What about when there’s more than one customer involved in a purchase? This is very often the case for B2B sales. It simply means you may well need to come up with more than one value proposition for each of the main decision-makers involved in the buying process.
When it comes to determining the value you provide, make sure you’re putting yourself firmly in your customers’ shoes. What are the main challenges and problems they are experiencing? Don’t confuse what you think is important with what they think is important. And be careful to keep it about them, not you. Yes, you might be proud of the impact you’re making on society, but stop and ask yourself, is this relevant to the customers' needs? At the end of the day, do they care?
How to write a value proposition
1. Try this template
As a first step, you’ll need to do a fair bit of brainstorming to get to the heart of both your business’s offering and your customers’ needs. There are lots of different models out there you can draw on to help prompt you. My favorite one, and the one I use with my clients, is based on a framework proposed by Geoffrey Moore in his book Crossing The Chasm. It goes like this:
For [target market] who want to [key customer need], [brand] is a [category descriptor] that [key benefit].
Applying this framework to a real example, let's look at how Asana, a workplace management solution, has marketed its services:
Are silos making teamwork more painful? Asana helps you manage projects, focus on what’s important, and organize work in one place for seamless collaboration.
The first sentence addresses the customers’ problem: teams today aren’t sitting side by side in the same office. This means that without the right software (the company's software), it’s difficult to collaborate; details about Asana's tools are not needed as we can quickly deduce their tech helps busy teams work together easily on projects. Asana's value proposition, therefore, might read:
For businesses with remote employees and that want to make teamwork less painful, Asana is a workplace management platform that helps you collaborate seamlessly so you can focus on what’s really important.
2. Talk to your customers
The key to an effective value proposition is having a thorough understanding of your customers. How best to figure out their main challenges and issues? Ask them. Find out why they chose your business over your competitors. What is the issue you have helped them with the most?
3. Don’t overdo it
It takes restraint to resist listing all the numerous benefits your business can provide. You may feel you are doing yourself a disservice by cutting your list short, but believe me, it pays to limit how much is on your list. Rather than reel off all the many ways you can help, think carefully about the ways in which you truly provide the most value—the reason customers spend their budgets with you. It will give you a more interesting space to play in.
Think, too, about the emotional impact of your offering: will it make things easier, smoother, safer, more aesthetically pleasing? Business buyers are not rational robots.
4. Test multiple options
Don’t go with the very first value proposition you land on; take the time to consider different options. Debate them with different members of your team and ask for feedback. You can even test them out with your target audience to see how well they are received.

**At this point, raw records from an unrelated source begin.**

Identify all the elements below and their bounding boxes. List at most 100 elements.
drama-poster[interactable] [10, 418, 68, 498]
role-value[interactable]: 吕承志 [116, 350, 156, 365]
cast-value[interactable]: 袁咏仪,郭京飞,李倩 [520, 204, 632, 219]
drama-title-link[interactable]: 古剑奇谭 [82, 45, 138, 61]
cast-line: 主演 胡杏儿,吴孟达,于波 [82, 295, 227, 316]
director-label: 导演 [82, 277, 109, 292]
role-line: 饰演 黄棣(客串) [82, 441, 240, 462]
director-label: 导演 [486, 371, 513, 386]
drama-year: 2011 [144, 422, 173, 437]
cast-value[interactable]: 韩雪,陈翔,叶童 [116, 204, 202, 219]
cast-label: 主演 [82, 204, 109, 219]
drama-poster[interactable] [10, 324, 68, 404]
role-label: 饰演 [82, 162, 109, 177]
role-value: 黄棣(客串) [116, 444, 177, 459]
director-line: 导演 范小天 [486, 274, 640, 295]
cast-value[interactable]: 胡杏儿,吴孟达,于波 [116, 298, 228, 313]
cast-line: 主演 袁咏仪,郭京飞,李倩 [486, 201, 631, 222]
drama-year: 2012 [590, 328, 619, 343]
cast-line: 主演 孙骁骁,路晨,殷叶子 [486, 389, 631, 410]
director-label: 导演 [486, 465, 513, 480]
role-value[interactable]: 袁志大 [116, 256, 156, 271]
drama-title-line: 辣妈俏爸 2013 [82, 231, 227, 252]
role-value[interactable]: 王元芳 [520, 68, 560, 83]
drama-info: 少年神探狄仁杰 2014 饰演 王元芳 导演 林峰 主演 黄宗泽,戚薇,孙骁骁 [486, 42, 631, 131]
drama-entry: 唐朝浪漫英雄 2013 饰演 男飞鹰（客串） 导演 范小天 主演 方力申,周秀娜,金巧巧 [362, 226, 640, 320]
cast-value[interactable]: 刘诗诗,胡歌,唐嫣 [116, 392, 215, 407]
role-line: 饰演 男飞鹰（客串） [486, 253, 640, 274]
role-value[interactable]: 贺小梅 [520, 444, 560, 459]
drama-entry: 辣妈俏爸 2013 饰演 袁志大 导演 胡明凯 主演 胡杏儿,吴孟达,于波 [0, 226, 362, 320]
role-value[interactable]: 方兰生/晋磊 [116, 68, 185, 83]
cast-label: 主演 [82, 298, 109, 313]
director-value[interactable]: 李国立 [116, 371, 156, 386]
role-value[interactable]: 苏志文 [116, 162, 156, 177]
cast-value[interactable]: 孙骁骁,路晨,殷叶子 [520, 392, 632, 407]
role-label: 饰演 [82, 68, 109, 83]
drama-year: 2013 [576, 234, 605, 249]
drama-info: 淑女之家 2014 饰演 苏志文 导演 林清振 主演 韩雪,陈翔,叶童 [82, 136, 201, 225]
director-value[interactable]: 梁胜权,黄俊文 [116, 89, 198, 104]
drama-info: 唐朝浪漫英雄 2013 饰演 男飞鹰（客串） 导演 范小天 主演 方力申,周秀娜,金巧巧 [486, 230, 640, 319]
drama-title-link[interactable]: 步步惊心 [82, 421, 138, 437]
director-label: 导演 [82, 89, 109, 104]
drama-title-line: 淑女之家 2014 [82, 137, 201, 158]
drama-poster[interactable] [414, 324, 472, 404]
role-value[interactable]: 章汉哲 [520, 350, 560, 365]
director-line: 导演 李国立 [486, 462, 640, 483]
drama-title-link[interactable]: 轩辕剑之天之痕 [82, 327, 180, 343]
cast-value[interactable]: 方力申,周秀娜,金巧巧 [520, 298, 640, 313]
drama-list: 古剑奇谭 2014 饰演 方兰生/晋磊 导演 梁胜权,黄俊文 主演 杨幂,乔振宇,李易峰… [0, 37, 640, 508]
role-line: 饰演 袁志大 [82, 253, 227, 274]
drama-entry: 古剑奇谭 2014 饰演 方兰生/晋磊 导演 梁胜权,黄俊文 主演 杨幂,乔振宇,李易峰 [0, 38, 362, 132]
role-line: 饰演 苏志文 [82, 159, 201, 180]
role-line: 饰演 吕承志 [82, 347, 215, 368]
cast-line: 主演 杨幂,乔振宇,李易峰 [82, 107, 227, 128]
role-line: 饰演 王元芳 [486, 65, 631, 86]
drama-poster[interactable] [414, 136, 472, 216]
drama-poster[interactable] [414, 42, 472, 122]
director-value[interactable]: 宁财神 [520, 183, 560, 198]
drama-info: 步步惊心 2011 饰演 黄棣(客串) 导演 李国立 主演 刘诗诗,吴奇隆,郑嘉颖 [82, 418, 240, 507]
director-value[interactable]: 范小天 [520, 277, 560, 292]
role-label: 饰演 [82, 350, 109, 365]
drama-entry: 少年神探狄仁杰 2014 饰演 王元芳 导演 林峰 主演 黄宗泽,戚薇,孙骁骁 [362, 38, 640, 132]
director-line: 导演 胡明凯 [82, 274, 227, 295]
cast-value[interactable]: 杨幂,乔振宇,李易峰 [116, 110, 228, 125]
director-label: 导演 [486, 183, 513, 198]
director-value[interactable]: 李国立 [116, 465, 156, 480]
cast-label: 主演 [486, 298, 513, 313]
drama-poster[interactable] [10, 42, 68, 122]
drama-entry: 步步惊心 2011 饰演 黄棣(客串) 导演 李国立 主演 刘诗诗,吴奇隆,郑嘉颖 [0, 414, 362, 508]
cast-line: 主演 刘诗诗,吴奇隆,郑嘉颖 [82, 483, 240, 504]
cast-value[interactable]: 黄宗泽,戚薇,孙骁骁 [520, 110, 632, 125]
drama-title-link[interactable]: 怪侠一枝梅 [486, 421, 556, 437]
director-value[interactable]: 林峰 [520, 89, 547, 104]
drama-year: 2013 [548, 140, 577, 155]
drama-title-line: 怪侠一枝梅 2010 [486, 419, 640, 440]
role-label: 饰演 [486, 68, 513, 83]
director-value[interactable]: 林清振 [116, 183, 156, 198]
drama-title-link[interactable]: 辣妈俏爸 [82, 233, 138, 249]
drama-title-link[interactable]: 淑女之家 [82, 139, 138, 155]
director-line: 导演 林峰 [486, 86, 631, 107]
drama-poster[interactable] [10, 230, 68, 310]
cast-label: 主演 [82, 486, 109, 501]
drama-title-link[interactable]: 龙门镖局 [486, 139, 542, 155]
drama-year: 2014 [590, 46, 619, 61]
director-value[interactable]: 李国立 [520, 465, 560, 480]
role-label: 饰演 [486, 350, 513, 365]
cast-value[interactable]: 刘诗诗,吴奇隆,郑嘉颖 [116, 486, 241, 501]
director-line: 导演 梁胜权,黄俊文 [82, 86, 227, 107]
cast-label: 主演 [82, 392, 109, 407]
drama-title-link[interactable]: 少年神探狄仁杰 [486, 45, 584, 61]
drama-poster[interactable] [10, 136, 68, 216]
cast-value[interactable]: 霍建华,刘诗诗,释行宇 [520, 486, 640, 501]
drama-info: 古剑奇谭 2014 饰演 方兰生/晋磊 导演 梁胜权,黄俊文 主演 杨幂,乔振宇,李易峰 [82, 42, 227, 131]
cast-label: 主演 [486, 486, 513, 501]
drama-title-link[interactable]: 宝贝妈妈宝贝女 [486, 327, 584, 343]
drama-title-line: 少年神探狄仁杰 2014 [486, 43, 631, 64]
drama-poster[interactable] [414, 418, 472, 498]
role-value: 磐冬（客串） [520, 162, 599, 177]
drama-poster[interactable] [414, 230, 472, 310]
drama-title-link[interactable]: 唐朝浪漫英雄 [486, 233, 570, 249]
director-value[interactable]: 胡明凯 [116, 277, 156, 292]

5. Consider your competitors
Using the framework suggested earlier in the article, try to identify the value propositions of your competitors and see how your message compares or contrasts with theirs. This can help you figure out exactly how you can differentiate your business from other companies and ensure it stands out from the crowd.
Ultimate goal of your value proposition
Ultimately, nailing down your value proposition will prove to your customers just how relevant you are when they are comparing brands. It will show that you are focused on what matters to buyers and will offer a compelling answer to the question: “What’s in it for me?”